By 1873, Ray opened her own law office focusing on the area of law she excelled in, namely, commercial law. She advertised her legal services in newspapers such as the New National Era, a weekly newspaper published by Frederick Douglass — the only paper of its day published and edited by people of African descent. Douglass celebrated Ray’s graduation in his newspaper. In one published article, Douglass reports that Charlotte E. Ray is “the first colored lady in the world to graduate in law.”

While Ray served as a commercial lawyer, there is evidence that she was also active as a trial attorney. She was the first woman to practice and argue a case in the Supreme Court of the District of Columbia. On June 3, 1875, Ray submitted pleadings in the case of Gadley vs. Gadley, No. 4278, in the District of Columbia Supreme Court.  In this case, Ray represented a woman who was petitioning for a divorce against her husband for whom she charged physical domestic abuse and habitual drunkenness. 

As a solo practitioner who was both a woman and a person of African descent, it was difficult for Ray to get clients due to racism and gender discrimination. In fact, in 1875, only a couple years into Ray’s practice of law, the United States Supreme Court in Minor v. Happersett, 88 U.S. 162, made a decisive decision against women. The question before the Court was whether “since the adoption of the fourteenth amendment, a woman, who is a citizen of the United States and the State of Missouri, is a voter in that State, notwithstanding the provision of the constitution and laws of the State, which confine the right of suffrage to men alone.” The U.S. Supreme Court answered that question with a resounding no, a woman gained no rights to vote in such a situation. The respondent in that case, a female Missouri citizen, would gain no right to the franchise. The Happersett Court rejected the argument that a woman, born or naturalized in the United States and subject to its jurisdiction, is a citizen of the United States and of the State in which she resides, has the right to suffrage as one of the privileges and immunities of her citizenship, which no State constitution can abridge. 

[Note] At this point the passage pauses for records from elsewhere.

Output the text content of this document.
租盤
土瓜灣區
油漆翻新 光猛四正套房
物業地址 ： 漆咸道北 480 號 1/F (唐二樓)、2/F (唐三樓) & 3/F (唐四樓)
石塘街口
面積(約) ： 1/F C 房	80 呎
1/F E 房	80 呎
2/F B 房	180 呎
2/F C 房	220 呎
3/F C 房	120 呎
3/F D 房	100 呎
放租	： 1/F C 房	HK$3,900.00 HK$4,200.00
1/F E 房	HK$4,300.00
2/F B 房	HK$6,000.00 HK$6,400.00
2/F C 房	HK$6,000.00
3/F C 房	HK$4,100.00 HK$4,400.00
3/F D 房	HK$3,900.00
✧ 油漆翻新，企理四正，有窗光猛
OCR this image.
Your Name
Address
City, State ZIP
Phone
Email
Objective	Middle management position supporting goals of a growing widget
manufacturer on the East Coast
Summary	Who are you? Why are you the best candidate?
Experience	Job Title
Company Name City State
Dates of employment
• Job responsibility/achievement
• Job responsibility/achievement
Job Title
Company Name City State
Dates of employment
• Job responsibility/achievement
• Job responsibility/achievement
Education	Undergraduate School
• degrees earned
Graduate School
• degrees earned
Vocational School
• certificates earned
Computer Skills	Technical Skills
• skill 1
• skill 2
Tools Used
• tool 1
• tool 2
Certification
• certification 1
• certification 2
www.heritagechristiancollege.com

This was the environment that Ray, a young Black woman practicing law, was face with in America. While Washington D.C. was one of the most diverse cities in the U.S., with a population of African Americans representing approximately a third of the capital city, after four years, Ray closed her law practice and moved to Brooklyn, New York. In N.Y.,  she worked as a public school teacher and became a member of the National Association of Colored Women. On January 4, 1911, at age 60, Charlotte E. Ray died in New York. On March 2006, The Northeastern University School of Law in Boston chapter of Phi Alpha Delta Law Fraternity International honored her legacy by naming their newly chartered chapter after her, in recognition of her place as the first female African American attorney in the United States.